J.-P. VIAL (65) (Auteur du progiciel ” Software ISO 2000 ”)

Informaticiens de l’an 2000. Félicités ? Remerciés ?

Il paraît presque super­flu de rap­pel­er dans ces colonnes la teneur du “bogue de l’an 2000”. Il existe, dans les ordi­na­teurs, comme dans les fichiers qu’ils utilisent, des lim­ites à la capac­ité d’af­fichage des don­nées. La capac­ité d’af­fichage est finie. Pour les dates comme pour les autres données.

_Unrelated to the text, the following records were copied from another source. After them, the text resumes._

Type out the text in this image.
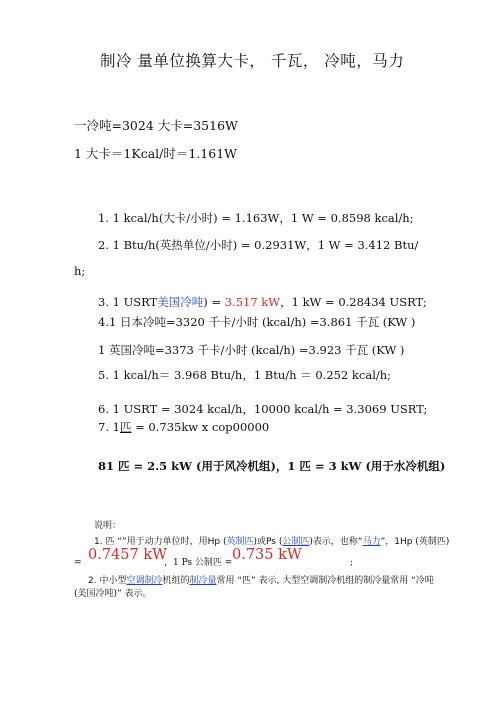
制冷 量单位换算大卡， 千瓦， 冷吨，马力
一冷吨=3024 大卡=3516W
1 大卡＝1Kcal/时＝1.161W
1. 1 kcal/h(大卡/小时) = 1.163W，1 W = 0.8598 kcal/h;
2. 1 Btu/h(英热单位/小时) = 0.2931W，1 W = 3.412 Btu/
h;
3. 1 USRT美国冷吨) = 3.517 kW，1 kW = 0.28434 USRT;
4.1 日本冷吨=3320 千卡/小时 (kcal/h) =3.861 千瓦 (KW )
1 英国冷吨=3373 千卡/小时 (kcal/h) =3.923 千瓦 (KW )
5. 1 kcal/h＝ 3.968 Btu/h，1 Btu/h ＝ 0.252 kcal/h;
6. 1 USRT = 3024 kcal/h，10000 kcal/h = 3.3069 USRT;
7. 1匹 = 0.735kw x cop00000
81 匹 = 2.5 kW (用于风冷机组)，1 匹 = 3 kW (用于水冷机组)
说明：
1. 匹 “”用于动力单位时，用Hp (英制匹)或Ps (公制匹)表示，也称“马力”，1Hp (英制匹)
= 0.7457 kW
，1 Ps 公制匹 = 0.735 kW	;
2. 中小型空调制冷机组的制冷量常用 “匹” 表示, 大型空调制冷机组的制冷量常用 “冷吨
(美国冷吨)” 表示。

Ce prob­lème d’af­fichage est, par nature, un prob­lème infor­ma­tique, mais il n’est pas pour autant un prob­lème unique­ment élec­tron­ique. Il existe, dans tous les instru­ments que nous util­isons, des lim­ites d’af­fichage. Nom­breux sont les affichages qui se font sur un nom­bre de chiffres lim­ité et choisi arbi­traire­ment. Par exem­ple, le kilo­mé­trage des voitures.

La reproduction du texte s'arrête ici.